To walk past them at midnight, after a liberal libation of Pernod, was a thing plus troublant. All of the villagers commented upon it. The twelve sentinels. They appeared to loom over one with a menace that could send you toppling into the drift, drunk or no. The legend soon spread. La douzaine du diable.

There were those who refused to walk along that way after dark, claiming an evil had befallen the villages, and the icy creatures were somehow cursed, but such tales did not worry Old Patrice.

An elder of Faverolles, his favourite haunt was a café a few miles northeast of home, and it was his habit to walk there on a Saturday and spend the Sabbath in blissful recovery.

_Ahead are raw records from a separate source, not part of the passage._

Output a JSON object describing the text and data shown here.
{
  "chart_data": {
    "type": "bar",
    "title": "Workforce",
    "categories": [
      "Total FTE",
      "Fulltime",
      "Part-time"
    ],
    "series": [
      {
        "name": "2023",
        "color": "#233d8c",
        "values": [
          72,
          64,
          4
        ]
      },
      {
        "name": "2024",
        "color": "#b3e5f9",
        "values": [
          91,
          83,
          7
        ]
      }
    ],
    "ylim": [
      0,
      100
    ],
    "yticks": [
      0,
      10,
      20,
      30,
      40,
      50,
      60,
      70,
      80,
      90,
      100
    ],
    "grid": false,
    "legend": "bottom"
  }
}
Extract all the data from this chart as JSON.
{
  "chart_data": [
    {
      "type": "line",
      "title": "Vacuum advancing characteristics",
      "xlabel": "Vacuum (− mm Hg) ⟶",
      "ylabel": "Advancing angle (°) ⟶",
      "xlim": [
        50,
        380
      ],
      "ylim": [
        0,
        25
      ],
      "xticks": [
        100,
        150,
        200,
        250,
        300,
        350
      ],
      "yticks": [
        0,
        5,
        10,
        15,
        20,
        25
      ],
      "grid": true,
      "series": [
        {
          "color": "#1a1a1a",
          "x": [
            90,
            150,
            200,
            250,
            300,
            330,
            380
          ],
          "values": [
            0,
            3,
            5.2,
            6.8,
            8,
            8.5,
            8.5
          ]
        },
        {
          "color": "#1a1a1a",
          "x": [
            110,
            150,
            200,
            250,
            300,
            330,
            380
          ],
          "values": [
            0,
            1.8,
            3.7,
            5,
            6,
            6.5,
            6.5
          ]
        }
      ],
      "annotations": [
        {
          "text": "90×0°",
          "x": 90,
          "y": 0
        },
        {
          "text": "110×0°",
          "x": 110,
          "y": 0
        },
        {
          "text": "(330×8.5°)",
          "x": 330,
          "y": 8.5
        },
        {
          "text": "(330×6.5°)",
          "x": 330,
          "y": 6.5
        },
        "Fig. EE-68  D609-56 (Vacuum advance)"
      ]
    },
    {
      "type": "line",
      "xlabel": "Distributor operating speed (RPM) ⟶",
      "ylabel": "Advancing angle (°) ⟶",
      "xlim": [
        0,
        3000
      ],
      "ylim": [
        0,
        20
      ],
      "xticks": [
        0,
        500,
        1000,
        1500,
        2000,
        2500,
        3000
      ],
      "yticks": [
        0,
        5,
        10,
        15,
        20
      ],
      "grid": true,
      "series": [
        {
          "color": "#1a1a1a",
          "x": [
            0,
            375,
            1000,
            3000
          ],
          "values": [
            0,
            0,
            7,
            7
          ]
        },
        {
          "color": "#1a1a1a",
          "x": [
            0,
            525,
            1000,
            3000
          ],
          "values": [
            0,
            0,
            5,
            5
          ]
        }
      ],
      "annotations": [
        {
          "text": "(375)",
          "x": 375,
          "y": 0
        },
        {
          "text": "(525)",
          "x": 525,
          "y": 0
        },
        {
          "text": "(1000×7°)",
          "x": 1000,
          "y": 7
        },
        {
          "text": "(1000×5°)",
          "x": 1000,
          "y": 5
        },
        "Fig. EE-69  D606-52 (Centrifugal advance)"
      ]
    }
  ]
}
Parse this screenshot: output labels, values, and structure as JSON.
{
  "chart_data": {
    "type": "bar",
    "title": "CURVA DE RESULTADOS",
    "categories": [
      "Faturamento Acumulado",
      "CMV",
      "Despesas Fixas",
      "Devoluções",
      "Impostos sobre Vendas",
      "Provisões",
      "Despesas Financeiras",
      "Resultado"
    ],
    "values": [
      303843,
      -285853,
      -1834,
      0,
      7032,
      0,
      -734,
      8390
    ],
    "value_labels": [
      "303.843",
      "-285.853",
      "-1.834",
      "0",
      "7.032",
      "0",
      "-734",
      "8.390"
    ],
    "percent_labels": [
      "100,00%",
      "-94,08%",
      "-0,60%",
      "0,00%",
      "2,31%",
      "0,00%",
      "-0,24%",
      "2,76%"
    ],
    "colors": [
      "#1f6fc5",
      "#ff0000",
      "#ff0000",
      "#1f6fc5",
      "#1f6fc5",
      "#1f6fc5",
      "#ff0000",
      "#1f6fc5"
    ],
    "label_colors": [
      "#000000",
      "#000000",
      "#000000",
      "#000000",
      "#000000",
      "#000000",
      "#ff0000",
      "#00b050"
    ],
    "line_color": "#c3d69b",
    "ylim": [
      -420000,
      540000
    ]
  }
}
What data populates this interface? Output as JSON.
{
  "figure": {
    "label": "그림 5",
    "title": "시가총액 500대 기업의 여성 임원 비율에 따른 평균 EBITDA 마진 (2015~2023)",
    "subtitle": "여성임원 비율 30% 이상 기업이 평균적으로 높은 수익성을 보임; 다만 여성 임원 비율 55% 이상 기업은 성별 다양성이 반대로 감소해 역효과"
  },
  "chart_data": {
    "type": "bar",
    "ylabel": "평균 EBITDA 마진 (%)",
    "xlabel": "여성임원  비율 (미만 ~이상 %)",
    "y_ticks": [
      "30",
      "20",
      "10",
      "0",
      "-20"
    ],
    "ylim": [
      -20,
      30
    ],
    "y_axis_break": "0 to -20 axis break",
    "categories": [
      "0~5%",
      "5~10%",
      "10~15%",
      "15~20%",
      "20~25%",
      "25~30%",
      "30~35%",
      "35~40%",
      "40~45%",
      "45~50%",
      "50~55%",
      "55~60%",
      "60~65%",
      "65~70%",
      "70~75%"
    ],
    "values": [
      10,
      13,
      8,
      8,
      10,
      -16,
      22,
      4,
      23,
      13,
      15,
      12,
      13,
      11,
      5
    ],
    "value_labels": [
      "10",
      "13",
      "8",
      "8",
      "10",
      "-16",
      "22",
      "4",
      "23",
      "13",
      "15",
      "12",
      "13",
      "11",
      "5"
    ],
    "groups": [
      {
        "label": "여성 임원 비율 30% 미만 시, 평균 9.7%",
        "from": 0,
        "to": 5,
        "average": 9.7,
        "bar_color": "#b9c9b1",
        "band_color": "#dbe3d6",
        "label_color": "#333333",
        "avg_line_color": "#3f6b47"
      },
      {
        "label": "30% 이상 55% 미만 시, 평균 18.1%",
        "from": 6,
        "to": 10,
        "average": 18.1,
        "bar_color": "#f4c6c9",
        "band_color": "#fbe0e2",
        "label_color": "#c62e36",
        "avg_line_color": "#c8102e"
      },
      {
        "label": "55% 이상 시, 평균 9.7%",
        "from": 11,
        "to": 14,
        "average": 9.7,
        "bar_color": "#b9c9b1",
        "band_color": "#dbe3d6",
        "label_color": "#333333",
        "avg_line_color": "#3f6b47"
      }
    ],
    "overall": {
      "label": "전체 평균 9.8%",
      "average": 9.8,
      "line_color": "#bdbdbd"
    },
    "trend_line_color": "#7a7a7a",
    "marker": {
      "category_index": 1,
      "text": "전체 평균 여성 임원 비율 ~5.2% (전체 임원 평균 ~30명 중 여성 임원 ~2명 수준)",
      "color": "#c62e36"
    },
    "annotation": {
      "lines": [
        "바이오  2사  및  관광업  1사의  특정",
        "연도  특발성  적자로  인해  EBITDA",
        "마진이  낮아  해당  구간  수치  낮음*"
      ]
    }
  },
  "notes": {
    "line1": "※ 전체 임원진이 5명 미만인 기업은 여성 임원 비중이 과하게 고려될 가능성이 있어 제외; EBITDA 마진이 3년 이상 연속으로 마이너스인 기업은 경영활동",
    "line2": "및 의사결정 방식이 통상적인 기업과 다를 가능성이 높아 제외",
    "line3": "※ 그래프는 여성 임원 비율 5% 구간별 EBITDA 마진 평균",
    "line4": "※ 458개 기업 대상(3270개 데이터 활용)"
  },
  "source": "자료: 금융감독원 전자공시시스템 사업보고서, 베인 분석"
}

It was a Sunday that I passed back the other way, one early fresh snow-kissed morn. Treize. A thirteenth ice sculpture had joined its brethren, a coven with a new, demonic leader. The latest eerie creation was especially large, with a plump body packed hard by the cackling, breathy slaps of the nocturnal children.

As I passed, three ice-footed hens, white, speckled, and cluck flapping in their hunger and wide-eyed ire, pecked around the feet, seeking some rare and frozen prize below.

It took perhaps a week for the villagers to notice Old Patrice was missing, but it was nearer spring before they discovered the true horror of what happened to him, unthawed even as they lowered him to rest.